After multiple rounds of confrontation, the United States has raised tariffs on China to 145%, while China's retaliatory tariffs on the United States have reached 125%. This has essentially severed the possibility of normal trade exchanges, leading China to subsequently announce that it will no longer respond to any potential further tariff increases by the United States.
On April 10, the United States suspended new tariff policies for most countries (excluding China), retaining a "benchmark tariff" of 10% and beginning negotiations. As a result of this news, the U.S. stock market surged significantly, with the Nasdaq index recording its second largest single-day gain in history.

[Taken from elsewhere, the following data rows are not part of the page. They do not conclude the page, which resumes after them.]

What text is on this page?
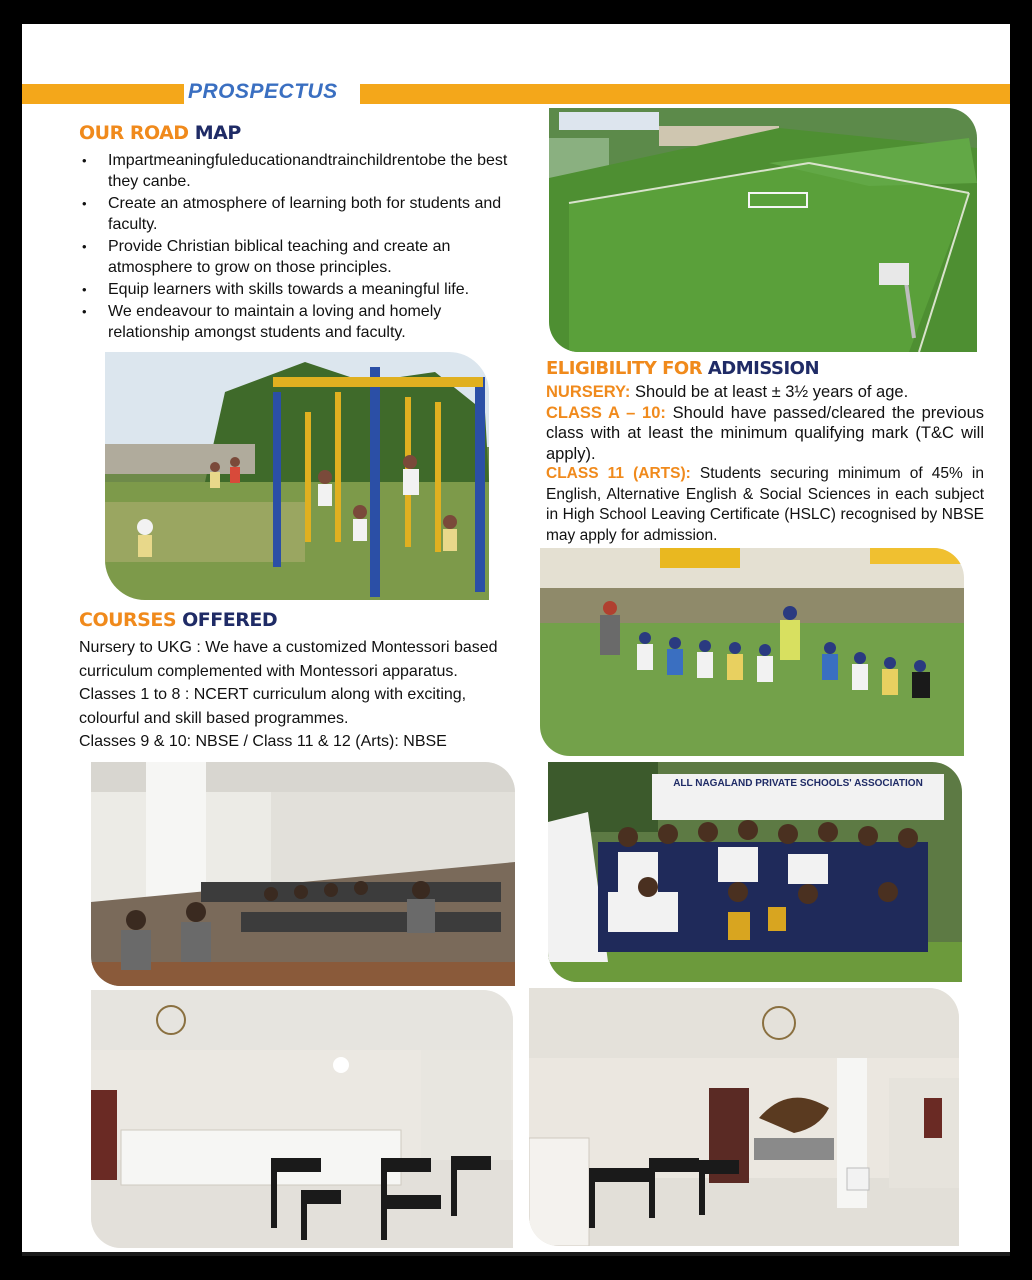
PROSPECTUS
OUR ROAD MAP
• Impartmeaningfuleducationandtrainchildrentobe the best they canbe.
• Create an atmosphere of learning both for students and faculty.
• Provide Christian biblical teaching and create an atmosphere to grow on those principles.
• Equip learners with skills towards a meaningful life.
• We endeavour to maintain a loving and homely relationship amongst students and faculty.
COURSES OFFERED

Nursery to UKG : We have a customized Montessori based curriculum complemented with Montessori apparatus.

Classes 1 to 8 : NCERT curriculum along with exciting, colourful and skill based programmes.

Classes 9 & 10: NBSE / Class 11 & 12 (Arts): NBSE

ELIGIBILITY FOR ADMISSION

NURSERY: Should be at least ± 3½ years of age.

CLASS A – 10: Should have passed/cleared the previous class with at least the minimum qualifying mark (T&C will apply).

CLASS 11 (ARTS): Students securing minimum of 45% in English, Alternative English & Social Sciences in each subject in High School Leaving Certificate (HSLC) recognised by NBSE may apply for admission.

ALL NAGALAND PRIVATE SCHOOLS' ASSOCIATION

China's seemingly passive actions have actually put tremendous pressure on the United States. On the 12th, the United States announced a waiver on 145% tariffs on certain Chinese goods, including smartphones, tablets, laptops, semiconductors, integrated circuits, flash memory, and display modules.
It is not just China's countermeasures that are pushing the U.S. government into the "second phase", but also the strong reactions from the political, business, and financial sectors in the United States.

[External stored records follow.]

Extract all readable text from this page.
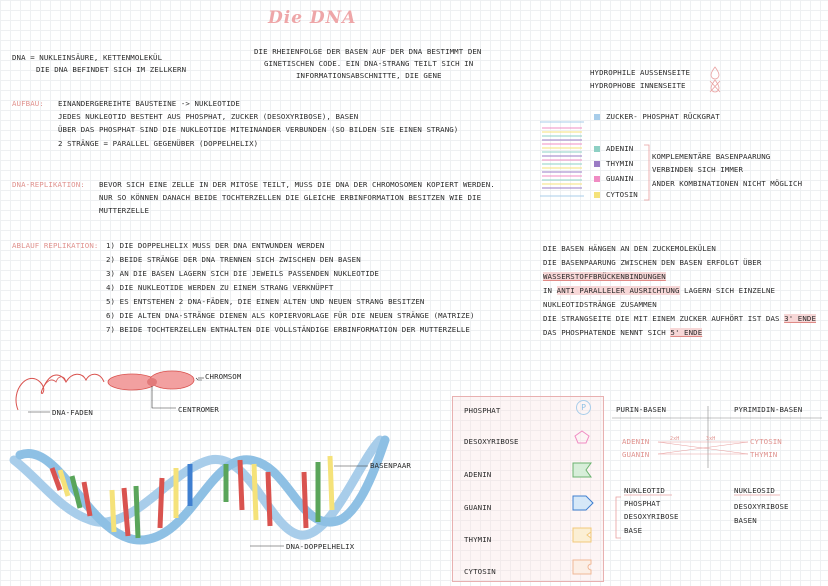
Die DNA
DNA = NUKLEINSÄURE, KETTENMOLEKÜL
DIE DNA BEFINDET SICH IM ZELLKERN
DIE RHEIENFOLGE DER BASEN AUF DER DNA BESTIMMT DEN
GINETISCHEN CODE. EIN DNA-STRANG TEILT SICH IN
INFORMATIONSABSCHNITTE, DIE GENE	HYDROPHILE AUSSENSEITE
HYDROPHOBE INNENSEITE
ZUCKER- PHOSPHAT RÜCKGRAT
ADENIN
THYMIN
GUANIN
CYTOSIN
KOMPLEMENTÄRE BASENPAARUNG
VERBINDEN SICH IMMER
ANDER KOMBINATIONEN NICHT MÖGLICH
AUFBAU: EINANDERGEREIHTE BAUSTEINE -> NUKLEOTIDE
JEDES NUKLEOTID BESTEHT AUS PHOSPHAT, ZUCKER (DESOXYRIBOSE), BASEN
ÜBER DAS PHOSPHAT SIND DIE NUKLEOTIDE MITEINANDER VERBUNDEN (SO BILDEN SIE EINEN STRANG)
2 STRÄNGE = PARALLEL GEGENÜBER (DOPPELHELIX)
DNA-REPLIKATION: BEVOR SICH EINE ZELLE IN DER MITOSE TEILT, MUSS DIE DNA DER CHROMOSOMEN KOPIERT WERDEN.
NUR SO KÖNNEN DANACH BEIDE TOCHTERZELLEN DIE GLEICHE ERBINFORMATION BESITZEN WIE DIE
MUTTERZELLE
ABLAUF REPLIKATION: 1) DIE DOPPELHELIX MUSS DER DNA ENTWUNDEN WERDEN
2) BEIDE STRÄNGE DER DNA TRENNEN SICH ZWISCHEN DEN BASEN
3) AN DIE BASEN LAGERN SICH DIE JEWEILS PASSENDEN NUKLEOTIDE
4) DIE NUKLEOTIDE WERDEN ZU EINEM STRANG VERKNÜPFT
5) ES ENTSTEHEN 2 DNA-FÄDEN, DIE EINEN ALTEN UND NEUEN STRANG BESITZEN
6) DIE ALTEN DNA-STRÄNGE DIENEN ALS KOPIERVORLAGE FÜR DIE NEUEN STRÄNGE (MATRIZE)
7) BEIDE TOCHTERZELLEN ENTHALTEN DIE VOLLSTÄNDIGE ERBINFORMATION DER MUTTERZELLE
DIE BASEN HÄNGEN AN DEN ZUCKEMOLEKÜLEN
DIE BASENPAARUNG ZWISCHEN DEN BASEN ERFOLGT ÜBER
WASSERSTOFFBRÜCKENBINDUNGEN
IN ANTI PARALLELER AUSRICHTUNG LAGERN SICH EINZELNE
NUKLEOTIDSTRÄNGE ZUSAMMEN
DIE STRANGSEITE DIE MIT EINEM ZUCKER AUFHÖRT IST DAS 3' ENDE
DAS PHOSPHATENDE NENNT SICH 5' ENDE
CHROMSOM
CENTROMER
DNA-FADEN
BASENPAAR
DNA-DOPPELHELIX
PHOSPHAT
DESOXYRIBOSE
ADENIN
GUANIN
THYMIN
CYTOSIN
P	PURIN-BASEN	PYRIMIDIN-BASEN
ADENIN
GUANIN
CYTOSIN
THYMIN
2xH	3xH
NUKLEOTID
PHOSPHAT
DESOXYRIBOSE
BASE
NUKLEOSID
DESOXYRIBOSE
BASEN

On Monday, April 7, the three major U.S. stock indices fell sharply, hitting a correction low and entering or nearing a technical bear market. The next day, the VIX fear index reached a high of 52.33, marking the third peak since the 2008 subprime mortgage crisis and the 2020 COVID-19 pandemic crisis.

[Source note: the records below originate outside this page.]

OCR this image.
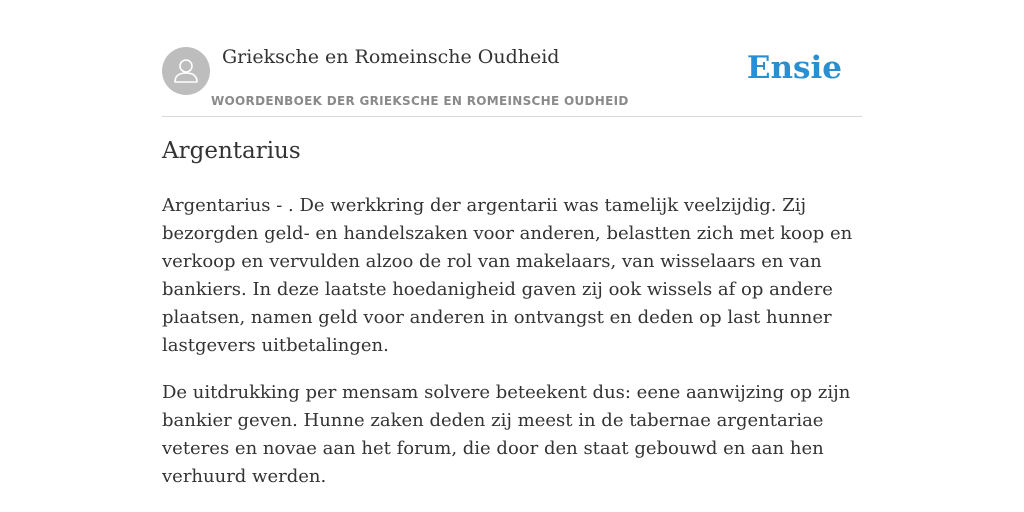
Grieksche en Romeinsche Oudheid
WOORDENBOEK DER GRIEKSCHE EN ROMEINSCHE OUDHEID
Ensie
Argentarius

Argentarius - . De werkkring der argentarii was tamelijk veelzijdig. Zij bezorgden geld- en handelszaken voor anderen, belastten zich met koop en verkoop en vervulden alzoo de rol van makelaars, van wisselaars en van bankiers. In deze laatste hoedanigheid gaven zij ook wissels af op andere plaatsen, namen geld voor anderen in ontvangst en deden op last hunner lastgevers uitbetalingen.

De uitdrukking per mensam solvere beteekent dus: eene aanwijzing op zijn bankier geven. Hunne zaken deden zij meest in de tabernae argentariae veteres en novae aan het forum, die door den staat gebouwd en aan hen verhuurd werden.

At the same time, the short-term government bond yield fell to 3.8310% on Thursday, while the long-term government bond yield saw a significant rebound on Friday, closing at a high of 4.4950%.
After a large-scale sell-off in the US stock market, funds in US Treasuries also joined the selling ranks. Additionally, with capital flowing from the US to Europe and other regions, the US Dollar Index also experienced a significant decline.
The "triple killing" in the stock market, bond market, and foreign exchange market has forced the U.S. government to release signals of easing tariff policies and announce a list of exempted goods. At the same time, the Federal Reserve has also signaled a "dovish" stance. Boston Fed President Collins stated in an interview on Friday that the Federal Reserve is "absolutely ready" to use various tools to stabilize the financial market when necessary.
The easing of tariff policies and the Federal Reserve's verbal market support have temporarily alleviated the U.S. financial markets. On Friday, the three major U.S. stock indexes ended a turbulent week with gains.
Analysis suggests that the adjustment of tariff policies has entered the second phase, and the market's panic sentiment has somewhat eased, gradually starting to explore the bottom. However, based on the uncertainty of the U.S. government and the immense risks of economic recession and inflation (the University of Michigan's consumer sentiment index released this week continues to fall to 50.8), the likelihood of achieving a V-shaped reversal is low.
selling pressure and sell-off
This week, on-chain selling pressure has weakened, slightly halting three consecutive weeks of panic selling. The total on-chain selling volume for the week was 188,816.61 coins, of which short-term holders accounted for 178,263.27 coins and long-term holders for 10,553.34 coins. On the 7th and 9th, the short-term holder group again incurred significant losses amid global market panic.
Currently, long-term holders are still playing the role of stabilizers, increasing their holdings by nearly 60,000 coins this week, indicating that market liquidity remains quite scarce. As of the weekend, the overall short-term holders group is still at a 10% floating loss level, suggesting that the market is still under tremendous pressure.
Cycle Indicator
According to the data, the BTC cycle indicator is 0.125, and the market is in an upward retracement period.